Title: Gazell, John
Source text: The Medical and Surgical History of the War of the Rebellion. (1861-65.), Part 3, Volume 2 (Washington, DC: Government Printing Office, 1883), 650.
Civil War Washington ID: med.d2e24974
CASE 966.—Fracture of scapula, humerus, and forearm; railroad accident.—John Gazell, a laborer of the Commissary Department, U. S. A., aged 36 years, was run over by a city passenger railroad car at Washington, August 10, 1863, and died at Douglas Hospital one hour after the accident. Acting Assistant Surgeon J. E. Smith made the following report of the injury: "Everything to alleviate his sufferings was done that could be, but the man did not react from the shock in the least. At the autopsy a tumor was observed on the right side of the throat which was supposed to have resulted from the injury, but on cutting down upon it I discovered it to be a pre-existing enlargement of the thyroid gland. A section of the tumor displayed fatty degeneration of the greater part with two sacs, each containing about one-half ounce of sero-sanguinolent fluid. The left inferior portion of the tumor was ossified. Previous to his death the patient had passed bloody urine which could not be satisfactorily accounted for, the kidneys, ureter, and bladder being found apparently uninjured. The right humerus was comminuted, as were also the radius and ulna of each forearm. On the left anterior side the ribs were all broken except the twelfth, and the lung was considerably lacerated; posteriorly the same ribs were fractured except the first, second, and twelfth.
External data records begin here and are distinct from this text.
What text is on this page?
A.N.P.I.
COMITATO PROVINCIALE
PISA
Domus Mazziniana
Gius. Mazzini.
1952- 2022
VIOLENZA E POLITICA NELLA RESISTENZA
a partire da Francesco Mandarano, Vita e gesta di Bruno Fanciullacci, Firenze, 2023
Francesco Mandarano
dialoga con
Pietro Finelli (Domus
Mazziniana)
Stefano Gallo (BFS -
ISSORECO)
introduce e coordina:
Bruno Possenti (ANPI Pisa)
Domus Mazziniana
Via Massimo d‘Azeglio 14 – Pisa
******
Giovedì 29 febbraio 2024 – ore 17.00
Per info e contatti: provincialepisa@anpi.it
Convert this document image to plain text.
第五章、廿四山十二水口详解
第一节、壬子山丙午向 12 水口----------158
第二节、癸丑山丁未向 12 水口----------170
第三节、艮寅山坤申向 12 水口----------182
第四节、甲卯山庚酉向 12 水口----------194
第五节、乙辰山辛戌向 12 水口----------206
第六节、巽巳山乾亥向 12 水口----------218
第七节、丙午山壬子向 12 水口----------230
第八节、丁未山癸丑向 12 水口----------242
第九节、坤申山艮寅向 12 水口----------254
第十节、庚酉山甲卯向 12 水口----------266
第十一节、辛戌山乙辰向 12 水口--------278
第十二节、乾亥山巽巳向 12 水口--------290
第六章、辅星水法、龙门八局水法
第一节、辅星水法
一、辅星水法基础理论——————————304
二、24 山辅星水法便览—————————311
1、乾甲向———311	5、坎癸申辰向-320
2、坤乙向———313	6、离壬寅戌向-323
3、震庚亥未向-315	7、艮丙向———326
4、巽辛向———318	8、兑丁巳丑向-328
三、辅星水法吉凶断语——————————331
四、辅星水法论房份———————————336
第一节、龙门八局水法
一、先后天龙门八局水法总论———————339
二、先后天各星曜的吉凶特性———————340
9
The left scapula was transversely fractured below its spine and the left clavicle at its acromial extremity." The injured scapula (FIG. 364, Spec. 1631), humerus (Spec. 1786), and both bones of both forearms (FIGS. 363, 365, Spec. 1784 of the Surgical Section of the Museum), were contributed by Assistant Surgeon W. Thomson, U. S. A., and are represented in the adjoining wood-cuts. The left radius and ulna show an oblique fracture at the junction of the upper thirds, the superior fragments being wanting, while in the right radius a nearly transverse fracture exists in the lower part of the middle third and longitudinal fractures occupy the lower fragment. The lowest third of the right ulna is comminuted.